Perspectives: Making it Work
pH sensor stands up to tough conditions
Design provides improved reliability in a polymer-precursor batch reactor. Sensors must respond quickly and survive a harsh environment. Poor probe reliability can make the difference between a process that makes money and one that doesnt.
Dependable pH control is vital for producing precursor polymer. The elements, or sensors, must operate over a wide pH range. Sensors must respond quickly and survive a harsh environment. Poor probe reliability can make the difference between a process that makes money and one that doesn’t.
Batch production of monomer
Polychemie, Pearlington, Miss., manufactures coagulant and solution flocculants for its parent company, SNF Inc. The Mississippi plant produces a monomer that’s a precursor for PolyDADMAC polymer (poly-diallyl, dimethyl ammonium chloride). The process takes two steps: charging raw materials, followed by separation. The measurement of pH has different roles during the two stages of the process. During the first stage, pH controls addition of a raw material at low pH; the second stage operates at a high pH (Figure 1).
Figure 1. Fine control is critical during first step in polymerization.
During this process, the reactor’s pH sensor is subjected to an extremely harsh and abrasive environment with temperatures ranging up to 180°F. Steam coils within the vessel’s jacket maintain the high temperatures.
During the initial phase, two ingredients flow into the agitated reactor, mixing with an already present third material. pH is maintained by controlling the flow rate of one of the compounds.
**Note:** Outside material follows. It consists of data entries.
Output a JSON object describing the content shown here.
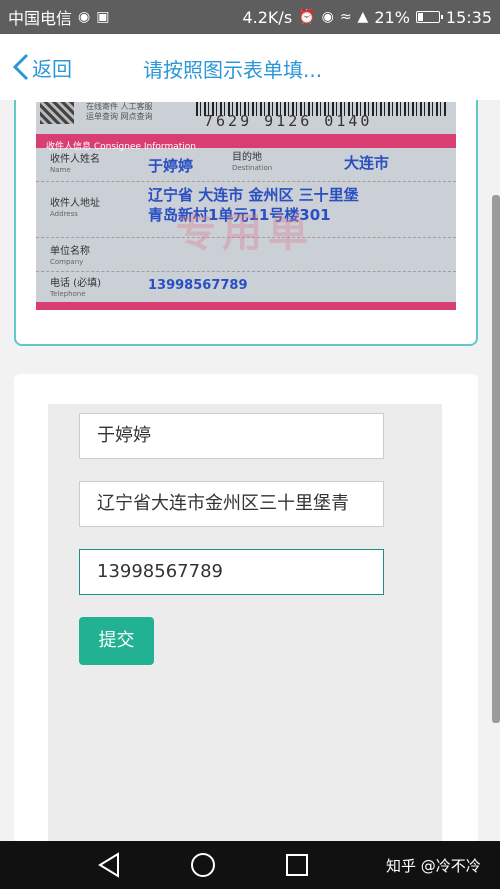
{
  "status_bar": {
    "carrier": "中国电信",
    "speed": "4.2K/s",
    "battery": "21%",
    "battery_level": 0.21,
    "time": "15:35"
  },
  "header": {
    "back_label": "返回",
    "title": "请按照图示表单填..."
  },
  "sample_photo": {
    "tracking_number": "7629 9126 0140",
    "header_small_1": "在线寄件 人工客服",
    "header_small_2": "运单查询 网点查询",
    "section_title": "收件人信息 Consignee Information",
    "name_label": "收件人姓名",
    "name_label_en": "Name",
    "name_value": "于婷婷",
    "destination_label": "目的地",
    "destination_label_en": "Destination",
    "destination_value": "大连市",
    "address_label": "收件人地址",
    "address_label_en": "Address",
    "address_line1": "辽宁省 大连市 金州区 三十里堡",
    "address_line2": "青岛新村1单元11号楼301",
    "company_label": "单位名称",
    "company_label_en": "Company",
    "phone_label": "电话 (必填)",
    "phone_label_en": "Telephone",
    "phone_value": "13998567789",
    "stamp_text": "专用单"
  },
  "form": {
    "name_value": "于婷婷",
    "address_value": "辽宁省大连市金州区三十里堡青",
    "phone_value": "13998567789",
    "submit_label": "提交"
  },
  "watermark": "知乎 @冷不冷"
}
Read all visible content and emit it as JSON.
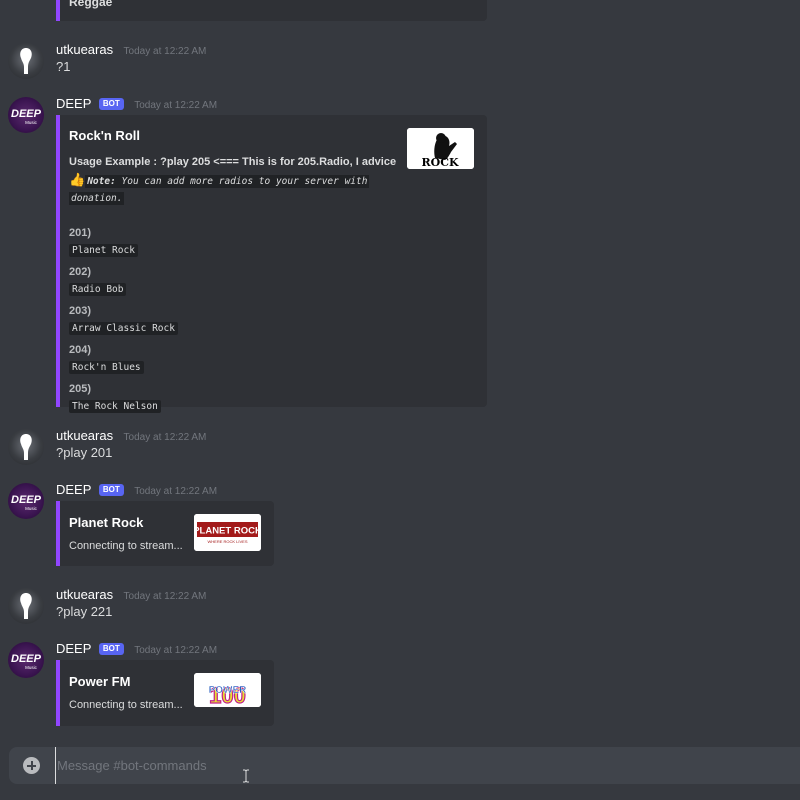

The stoichiometry in the reactor is managed by the pH loop. pH control also is important during the second process step, the stripping phase. In this step, water and residual organic matter are removed from the monomer product.
The plant recycles the excess organic materials. During the second step the reactor operates under vacuum at elevated temperature, and with a tight tolerance on alkalinity (9 pH to 10 pH). pH is used to control the rate of caustic addition. A high pH is required for stripping. Abrasive salts form during this phase, adding another threat to the pH probe in its environment. At the beginning of this phase the sensor must respond quickly to achieve product quality. A distributed control system terminates caustic addition at a predetermined value.
Finding a rugged pH sensor
Polychemie tried several types of pH sensors in the reactor, but none could long withstand the harsh environment. Shortly after installation, sensor response times slowed to a point that rendered the pH reading useless. Even flowing reference sensors, with both conventional glass and unique glass/steel measuring electrodes, quickly degraded in the harsh conditions.
Eventually the plant found success with the TB557 pH sensor from ABB Instrumentation (Figure 2).
Figure 2. Teflon and Viton provides some protection against reference contamination.
This unit consists of a hot-tap retractable sensor, which allows easy insertion or removal through a ball valve without disturbing the process. The plant now uses the sensors on four batch reactors.
ABB supplies the sensor complete with a ball valve assembly that bolts to a standard flanged port on the reactor. The sensor has a patented reference comprised of a matrix of immobilized KCl salt fronted by a porous Teflon junction. This “solid state” reference is almost immune to poisoning or the plugging problems that plague conventional liquid, slurry and gel-based references. Without this reference technology the sensor would be quickly destroyed during batch operations involving vacuum and extremely high pH.
The ABB probe’s sensitive hemispherical glass electrode is rugged enough to withstand abrasion and strong caustic. It is rated for a true 0 to 14 pH range at temperatures to 140°C (284°F). The body of the sensor is Kynar (PVDF) strengthened by a titanium sheath; both materials hold up well to the harsh process conditions. An integral cable and temperature element complete this rugged combination pH sensor.
The sensors have operated successfully at the Polychemie plant for about three years. Polychemie calibrates the pH sensors and transmitters from the four reactors on a weekly schedule. To do so, technicians simply retract the sensor, close the ball valve, and then remove the sensor for field calibration (Figures 3 ).
Figure 3. Sensor can be easily retracted through ball valve for calibration or inspection.
Technicians check the sensor and transmitter accuracies as well as the sensor response time (Figure 4).
Figure 4. Typical two-point calibration of retracted pH probe.
Because pH measurement is so critical to successful batch production of this monomer process, Polychemie replaces the sensors every six months as a matter of policy.